急成長を遂げるスタートアップ企業で起こりがちなのが「バックオフィス業務が後手にまわる」こと。売上や従業員数が急速に増加すると経理などの管理業務も膨大になるが、それを捌く体制や仕組みが構築できていないケースが多いためだ。

インターネット広告、ゲーム、メディアなど広いドメインで成長を続けるサイバーエージェントグループ。同グループには、現在70社ほどの事業子会社が存在し、またその数は年間20社ほどの勢いで増加を続けている。

子会社では事業が急速に成長するケースも多く、そういった場合にバックオフィス業務が取り残され、膨大な業務に苦しむことになってしまうという課題もあったのだという 。

そこで、同社ではサイボウズが提供する業務アプリ作成プラットフォーム「kintone(キントーン)」をベースに、「DOX(ドックス)」と呼ばれるオリジナルのバックオフィス効率化システムを開発した。

kintone内に、業務プロセスに合わせた管理アプリを予め用意することによって、事業の立ち上げと同時にバックエンドシステムが提供できる状態を実現できたという。そして経理などの業務が標準化・自動化されたことで、グループ全体で年間1万時間の工数削減にも成功した。
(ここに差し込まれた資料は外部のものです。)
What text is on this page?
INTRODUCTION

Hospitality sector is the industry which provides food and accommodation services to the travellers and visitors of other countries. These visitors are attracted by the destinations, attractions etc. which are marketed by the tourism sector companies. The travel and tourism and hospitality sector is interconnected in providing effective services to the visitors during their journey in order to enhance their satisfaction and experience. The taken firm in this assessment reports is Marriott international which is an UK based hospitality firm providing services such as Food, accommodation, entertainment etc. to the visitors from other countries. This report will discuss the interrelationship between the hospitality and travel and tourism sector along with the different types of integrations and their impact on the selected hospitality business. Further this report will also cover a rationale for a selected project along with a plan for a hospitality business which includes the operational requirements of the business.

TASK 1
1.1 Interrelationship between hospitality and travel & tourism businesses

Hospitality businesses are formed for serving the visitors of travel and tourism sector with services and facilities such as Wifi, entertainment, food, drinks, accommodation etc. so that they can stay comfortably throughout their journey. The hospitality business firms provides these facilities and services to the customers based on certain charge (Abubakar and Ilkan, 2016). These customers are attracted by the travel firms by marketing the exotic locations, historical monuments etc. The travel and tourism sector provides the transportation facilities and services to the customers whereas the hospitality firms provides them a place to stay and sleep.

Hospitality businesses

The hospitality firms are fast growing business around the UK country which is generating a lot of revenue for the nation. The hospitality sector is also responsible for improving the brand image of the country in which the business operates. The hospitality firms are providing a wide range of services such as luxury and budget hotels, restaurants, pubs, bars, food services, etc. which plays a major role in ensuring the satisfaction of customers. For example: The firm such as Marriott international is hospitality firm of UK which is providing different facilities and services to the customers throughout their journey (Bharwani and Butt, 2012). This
今回は、DOXの開発から導入までを主導した同社の内部監査室マネージャーの鹿倉 良太さんに、詳しいお話を伺った。

(※内容は、2015年11月6日に開催された、cybozu.comカンファレンス 2015 kintone Award セッションでの発表と弊社独自のインタビューを元にしています。)

急成長する事業と本社機能の役割

鹿倉 良太さん

弊社はインターネット広告、ゲーム、アメーバ、メディアその他、という4つのドメインで事業を展開しています。企業買収はせずにイチから事業を立ち上げるのが基本的なスタイルで、1年間に20社ほどの事業子会社が設立されており、現在は合計で70社ほどになりました。

この事業子会社のバックエンド業務の多くは本社で集中管理されており、本社機能の役割範囲も拡大しております。
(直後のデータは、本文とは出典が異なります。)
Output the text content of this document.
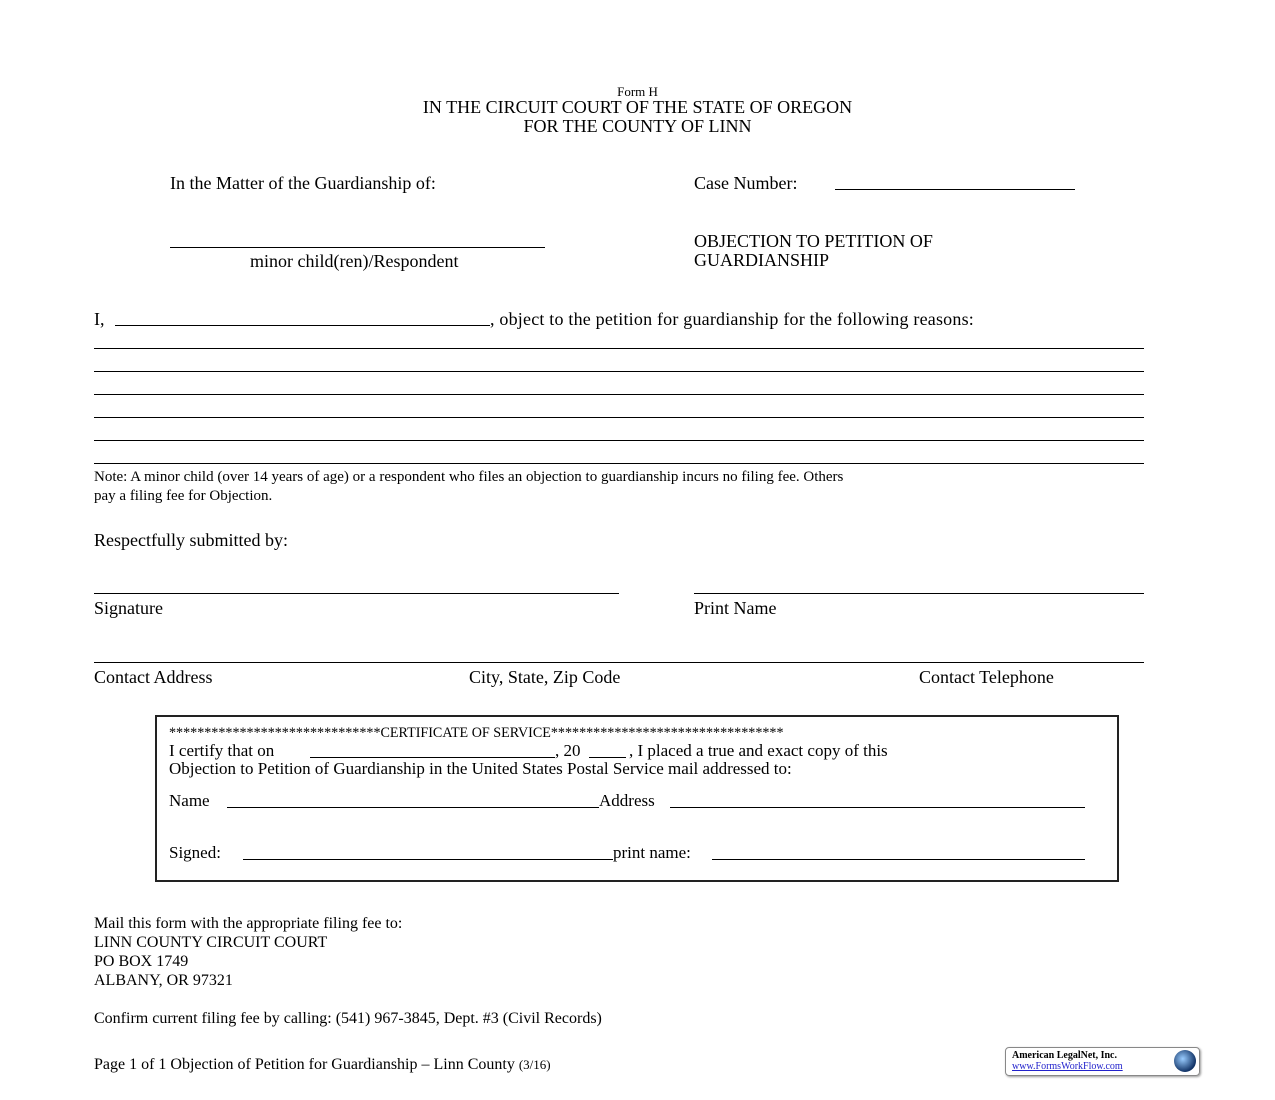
Form H
IN THE CIRCUIT COURT OF THE STATE OF OREGON
FOR THE COUNTY OF LINN
In the Matter of the Guardianship of:	Case Number:
minor child(ren)/Respondent
OBJECTION TO PETITION OF
GUARDIANSHIP
I,	, object to the petition for guardianship for the following reasons:
Note: A minor child (over 14 years of age) or a respondent who files an objection to guardianship incurs no filing fee. Others
pay a filing fee for Objection.
Respectfully submitted by:
Signature	Print Name
Contact Address	City, State, Zip Code	Contact Telephone
******************************CERTIFICATE OF SERVICE*********************************
I certify that on	, 20	, I placed a true and exact copy of this
Objection to Petition of Guardianship in the United States Postal Service mail addressed to:
Name	Address
Signed:	print name:
Mail this form with the appropriate filing fee to:
LINN COUNTY CIRCUIT COURT
PO BOX 1749
ALBANY, OR 97321
Confirm current filing fee by calling: (541) 967-3845, Dept. #3 (Civil Records)
Page 1 of 1 Objection of Petition for Guardianship – Linn County (3/16)
American LegalNet, Inc.
www.FormsWorkFlow.com
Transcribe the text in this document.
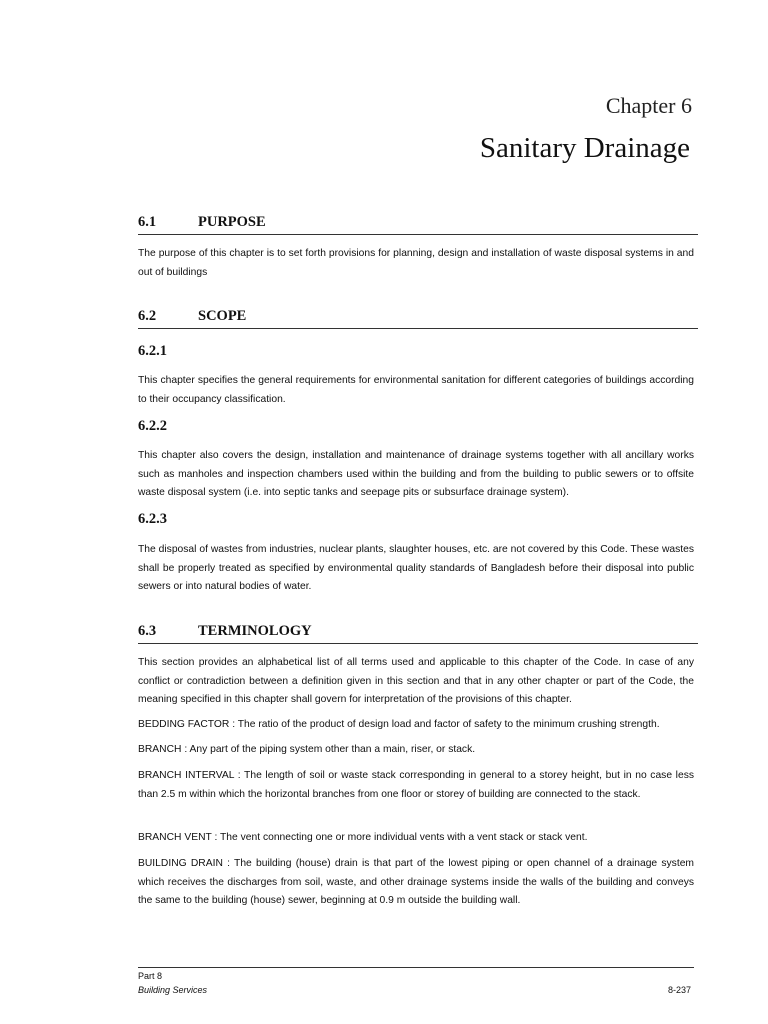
Chapter 6
Sanitary Drainage
6.1	PURPOSE

The purpose of this chapter is to set forth provisions for planning, design and installation of waste disposal systems in and out of buildings

6.2	SCOPE
6.2.1

This chapter specifies the general requirements for environmental sanitation for different categories of buildings according to their occupancy classification.

6.2.2

This chapter also covers the design, installation and maintenance of drainage systems together with all ancillary works such as manholes and inspection chambers used within the building and from the building to public sewers or to offsite waste disposal system (i.e. into septic tanks and seepage pits or subsurface drainage system).

6.2.3

The disposal of wastes from industries, nuclear plants, slaughter houses, etc. are not covered by this Code. These wastes shall be properly treated as specified by environmental quality standards of Bangladesh before their disposal into public sewers or into natural bodies of water.

6.3	TERMINOLOGY

This section provides an alphabetical list of all terms used and applicable to this chapter of the Code. In case of any conflict or contradiction between a definition given in this section and that in any other chapter or part of the Code, the meaning specified in this chapter shall govern for interpretation of the provisions of this chapter.

BEDDING FACTOR : The ratio of the product of design load and factor of safety to the minimum crushing strength.

BRANCH : Any part of the piping system other than a main, riser, or stack.

BRANCH INTERVAL : The length of soil or waste stack corresponding in general to a storey height, but in no case less than 2.5 m within which the horizontal branches from one floor or storey of building are connected to the stack.

BRANCH VENT : The vent connecting one or more individual vents with a vent stack or stack vent.

BUILDING DRAIN : The building (house) drain is that part of the lowest piping or open channel of a drainage system which receives the discharges from soil, waste, and other drainage systems inside the walls of the building and conveys the same to the building (house) sewer, beginning at 0.9 m outside the building wall.

Part 8
Building Services	8-237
急成長する子会社のバックオフィス業務が追いつかない…

そんな中で以前から課題に挙がっていたのは、「子会社のバックオフィス業務の効率化」でした。具体的にどのような課題があったかというと、

  • 管理プロセスを毎度ゼロから構築
  • 事業が急成長した場合の対応
  • ガバナンスの向上
  • 決算の早期化

という4つです。子会社では毎回ゼロから管理プロセスを作るのですが、事業が急に伸び始めるとバックオフィスの業務が追いつかなくなることがよくあったんですね。なぜ追いつかなくなってしまうか、その理由のひとつには、事業の成長に伴い増加する取引に対して、初期に構築された業務のプロセスの許容量を越えてしまうことがありました。

鹿倉 良太さん

例えば決算の数値をエクセルで処理することが多かったんですが、バージョン管理が面倒ですし、コピペミスが起こったり、作ったファイルが関数だらけの重たいものになって、壊れて最初からやり直しになることもありました。すると、本来やる必要のない業務に忙殺されてどんどんみんなの目が死んでいくんです…。

また、現場のToDoが増えて視野が狭くなってくると、ガバナンスに対する意識も低くなりがちです。決算業務は重要ですが事業プロセスの最終工程で何かを生み出す業務ではないので、短時間で確実に行うことを目指していたのですが、以前はなかなか芯が通った施策が打てずにいたんです。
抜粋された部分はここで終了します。